Call $X$ the riflescope space (I made this name up). I let $p$ be the point of intersection of the two diameters, and $q$ be the right point of intersection of the horizontal diameter with the circle. I let $A=X-{p}$ and $B=X-q$. Then $A \cap B = X-p-q$. $A$ and $B$ are open path connected with $X = A \cup B$. Furthermore $A \cap B$ is simply connected since it deformation retracts to a point. $A$ deformation retracts onto $S^{1}$ so has fundamental group $\mathbb{Z}$ and $B$ deformation retracts onto a space homotopy equivalent to the theta space which I know has fundamental group $\mathbb{Z}*\mathbb{Z}$. I conclude by van Kampen that $\pi_{1}(X) \simeq \mathbb{Z}*\mathbb{Z}*\mathbb{Z}$.
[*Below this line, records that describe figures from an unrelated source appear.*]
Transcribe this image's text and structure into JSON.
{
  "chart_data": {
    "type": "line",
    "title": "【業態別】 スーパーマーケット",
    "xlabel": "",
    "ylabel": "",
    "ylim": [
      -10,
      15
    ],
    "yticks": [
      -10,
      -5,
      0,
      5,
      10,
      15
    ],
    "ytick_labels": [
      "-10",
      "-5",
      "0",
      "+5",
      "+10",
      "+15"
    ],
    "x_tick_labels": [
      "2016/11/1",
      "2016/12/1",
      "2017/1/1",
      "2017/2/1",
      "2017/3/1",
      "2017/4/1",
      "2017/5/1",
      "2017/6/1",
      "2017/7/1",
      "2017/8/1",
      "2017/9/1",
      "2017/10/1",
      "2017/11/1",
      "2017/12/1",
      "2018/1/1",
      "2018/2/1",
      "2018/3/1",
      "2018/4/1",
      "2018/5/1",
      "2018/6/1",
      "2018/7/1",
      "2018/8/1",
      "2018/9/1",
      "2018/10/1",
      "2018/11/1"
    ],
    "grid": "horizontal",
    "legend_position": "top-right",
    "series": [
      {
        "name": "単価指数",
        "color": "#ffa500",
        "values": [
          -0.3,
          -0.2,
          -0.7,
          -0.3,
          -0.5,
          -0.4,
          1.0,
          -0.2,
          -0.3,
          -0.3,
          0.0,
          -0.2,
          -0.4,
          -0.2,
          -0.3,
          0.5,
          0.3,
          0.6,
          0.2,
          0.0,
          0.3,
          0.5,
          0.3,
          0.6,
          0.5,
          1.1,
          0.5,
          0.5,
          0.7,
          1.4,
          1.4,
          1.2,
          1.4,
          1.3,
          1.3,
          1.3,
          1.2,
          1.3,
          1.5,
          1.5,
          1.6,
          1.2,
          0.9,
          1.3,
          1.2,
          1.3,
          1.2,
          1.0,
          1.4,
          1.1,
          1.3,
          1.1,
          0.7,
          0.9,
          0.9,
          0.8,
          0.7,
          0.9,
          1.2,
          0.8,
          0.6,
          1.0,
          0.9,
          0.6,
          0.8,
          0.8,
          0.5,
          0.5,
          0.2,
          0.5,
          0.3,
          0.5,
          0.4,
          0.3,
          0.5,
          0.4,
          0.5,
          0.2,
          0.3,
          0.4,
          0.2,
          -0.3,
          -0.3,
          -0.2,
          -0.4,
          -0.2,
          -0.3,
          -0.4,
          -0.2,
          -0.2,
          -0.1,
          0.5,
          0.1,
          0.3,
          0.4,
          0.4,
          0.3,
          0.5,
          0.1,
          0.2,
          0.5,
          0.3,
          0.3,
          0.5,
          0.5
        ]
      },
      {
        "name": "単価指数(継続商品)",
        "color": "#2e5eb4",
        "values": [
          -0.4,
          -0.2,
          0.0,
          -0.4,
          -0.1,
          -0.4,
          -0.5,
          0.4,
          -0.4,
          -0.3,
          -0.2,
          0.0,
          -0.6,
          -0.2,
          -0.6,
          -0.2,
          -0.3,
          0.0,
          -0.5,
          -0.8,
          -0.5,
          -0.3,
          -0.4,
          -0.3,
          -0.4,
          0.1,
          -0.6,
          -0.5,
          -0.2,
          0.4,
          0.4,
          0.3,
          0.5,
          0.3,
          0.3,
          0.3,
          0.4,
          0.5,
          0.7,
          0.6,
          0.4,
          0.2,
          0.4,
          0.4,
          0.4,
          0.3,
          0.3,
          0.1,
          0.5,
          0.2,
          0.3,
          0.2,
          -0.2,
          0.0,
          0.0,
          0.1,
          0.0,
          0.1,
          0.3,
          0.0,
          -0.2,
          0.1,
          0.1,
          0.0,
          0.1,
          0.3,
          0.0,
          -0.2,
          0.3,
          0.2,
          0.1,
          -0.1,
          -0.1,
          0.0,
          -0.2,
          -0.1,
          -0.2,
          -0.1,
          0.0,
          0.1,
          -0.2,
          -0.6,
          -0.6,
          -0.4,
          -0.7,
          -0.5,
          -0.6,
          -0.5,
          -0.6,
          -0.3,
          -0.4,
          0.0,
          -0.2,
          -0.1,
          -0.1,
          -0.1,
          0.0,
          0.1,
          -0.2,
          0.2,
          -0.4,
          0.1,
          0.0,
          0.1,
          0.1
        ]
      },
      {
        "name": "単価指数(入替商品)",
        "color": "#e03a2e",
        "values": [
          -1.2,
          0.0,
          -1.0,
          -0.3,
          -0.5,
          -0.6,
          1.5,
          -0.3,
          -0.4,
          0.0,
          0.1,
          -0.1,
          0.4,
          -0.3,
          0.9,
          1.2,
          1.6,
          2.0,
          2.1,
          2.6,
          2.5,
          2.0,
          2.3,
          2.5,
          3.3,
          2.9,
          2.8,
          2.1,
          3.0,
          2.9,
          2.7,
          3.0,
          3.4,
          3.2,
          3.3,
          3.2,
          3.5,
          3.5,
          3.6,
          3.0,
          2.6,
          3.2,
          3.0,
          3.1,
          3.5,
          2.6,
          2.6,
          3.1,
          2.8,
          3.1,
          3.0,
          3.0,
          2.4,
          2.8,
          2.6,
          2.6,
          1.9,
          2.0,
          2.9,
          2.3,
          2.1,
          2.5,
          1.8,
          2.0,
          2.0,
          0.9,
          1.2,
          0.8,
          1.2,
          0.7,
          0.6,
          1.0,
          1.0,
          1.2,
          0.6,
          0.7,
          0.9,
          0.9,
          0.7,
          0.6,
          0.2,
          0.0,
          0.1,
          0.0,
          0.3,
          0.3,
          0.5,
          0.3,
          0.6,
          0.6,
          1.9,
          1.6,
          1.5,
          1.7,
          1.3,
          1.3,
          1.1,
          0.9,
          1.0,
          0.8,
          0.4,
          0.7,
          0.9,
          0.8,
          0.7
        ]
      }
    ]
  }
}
Okay so my original solution isn't correct. I have a feeling that it's the product of 4 copies of $\mathbb{Z}$ but I'm not sure how to decompose $X$ yet.
If your space looks like $\bigoplus$ then it is homotopy equivalent to a wedge of four circles (collapse the diameters to a point) so Van Kampen gives its fundamental group is the free group on four generators (not three).